I wouldn’t recommend freezing any of the components of this creamy mushroom salad.
If you like healthy lunch recipes…
You might like my favourite easy salad recipes:
- Babycorn salad with Asian dressing
- Tofu buddha bowl with peanut sauce
- Vegan tofu katsu salad
- Miso edamame and cauliflower salad
- Mexican buddha bowl with fajita veg
Creamy Mushroom Salad
- Large frying pan
- Blender (full sized, bullet or immersion)
For the salad
- 4 tbsp mixed seeds toasted
- 1 tbsp cooking oil
- 500 g mushrooms
- 1 400g can chickpeas drained and rinsed
- 2 tbsp nutritional yeast
- 1 tbsp soy sauce or tamari
- ½ tbsp maple syrup
- 100 g spinach
For the dressing
- 30 g cashews
- 3 tbsp oat milk
- 1 tbsp white wine vinegar
- ½ tbsp miso
- ½ lemon juiced
- 1 tsp dijon mustard
- 1 garlic clove peeled
- ¼ tsp sea salt
- To begin, soak the cashews in boiling water to soften them whilst you prepare the mushrooms.

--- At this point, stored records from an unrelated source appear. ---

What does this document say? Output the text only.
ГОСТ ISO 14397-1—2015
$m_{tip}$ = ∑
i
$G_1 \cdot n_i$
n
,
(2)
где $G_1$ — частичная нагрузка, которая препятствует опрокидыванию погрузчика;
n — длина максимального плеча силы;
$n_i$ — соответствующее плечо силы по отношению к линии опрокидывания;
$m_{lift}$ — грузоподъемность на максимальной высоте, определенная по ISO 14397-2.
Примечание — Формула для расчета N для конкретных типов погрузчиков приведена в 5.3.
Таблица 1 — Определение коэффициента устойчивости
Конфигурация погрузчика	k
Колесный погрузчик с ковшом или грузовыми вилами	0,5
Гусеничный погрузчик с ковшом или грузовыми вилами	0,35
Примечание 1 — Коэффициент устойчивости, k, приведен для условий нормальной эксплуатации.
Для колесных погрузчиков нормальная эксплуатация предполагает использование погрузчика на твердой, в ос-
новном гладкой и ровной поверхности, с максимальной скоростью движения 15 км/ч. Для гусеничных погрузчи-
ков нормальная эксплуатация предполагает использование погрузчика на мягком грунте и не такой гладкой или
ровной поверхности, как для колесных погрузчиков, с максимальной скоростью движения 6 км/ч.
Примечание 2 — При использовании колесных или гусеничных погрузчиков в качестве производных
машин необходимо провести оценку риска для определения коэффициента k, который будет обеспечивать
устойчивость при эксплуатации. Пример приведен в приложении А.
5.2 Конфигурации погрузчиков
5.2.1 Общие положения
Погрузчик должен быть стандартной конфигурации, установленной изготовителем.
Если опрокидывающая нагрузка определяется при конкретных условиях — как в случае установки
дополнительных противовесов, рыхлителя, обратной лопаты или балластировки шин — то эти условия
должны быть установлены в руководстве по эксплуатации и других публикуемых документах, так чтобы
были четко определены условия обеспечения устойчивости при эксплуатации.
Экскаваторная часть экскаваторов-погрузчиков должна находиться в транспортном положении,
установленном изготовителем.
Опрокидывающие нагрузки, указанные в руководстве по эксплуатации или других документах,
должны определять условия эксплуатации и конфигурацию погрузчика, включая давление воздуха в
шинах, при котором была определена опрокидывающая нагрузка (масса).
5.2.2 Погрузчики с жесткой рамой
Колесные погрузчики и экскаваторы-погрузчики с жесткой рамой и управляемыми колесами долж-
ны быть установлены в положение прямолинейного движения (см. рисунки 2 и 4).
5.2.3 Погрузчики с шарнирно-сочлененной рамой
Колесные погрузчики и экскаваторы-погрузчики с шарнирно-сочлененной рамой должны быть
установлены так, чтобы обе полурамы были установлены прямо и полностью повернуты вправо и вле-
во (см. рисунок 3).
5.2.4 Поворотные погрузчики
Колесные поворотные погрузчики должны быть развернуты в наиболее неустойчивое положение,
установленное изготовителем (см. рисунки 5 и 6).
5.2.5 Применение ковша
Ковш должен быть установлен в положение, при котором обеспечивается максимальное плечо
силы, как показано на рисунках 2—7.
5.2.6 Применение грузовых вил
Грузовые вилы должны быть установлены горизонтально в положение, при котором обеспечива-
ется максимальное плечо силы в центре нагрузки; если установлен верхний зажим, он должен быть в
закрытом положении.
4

- Add the toasted seeds to the blender and pulse until they form a coarse crumb.
- Heat the oil in the frying pan over a medium-high heat, then add the mushrooms. Fry, stirring, for 7-8 minutes, until all of the liquid released by the mushrooms has cooked off.
- Add the chickpeas to the pan, and stir, then sprinkle over the ground seeds, nutritional yeast, soy sauce and maple syrup. Stir well to coat the mushrooms then season with salt and pepper to taste.
- Remove the mushrooms from the heat.
- Drain the cashews, then blend them until smooth along with the oat milk, white wine vinegar, miso, lemon juice, dijon mustard, garlic and sea salt.
- Either serve straight away and enjoy it warm, or let the mushrooms cool for a cold salad later. Serve by portioning the mushroom mixture onto a bed of spinach, then drizzling over the dressing.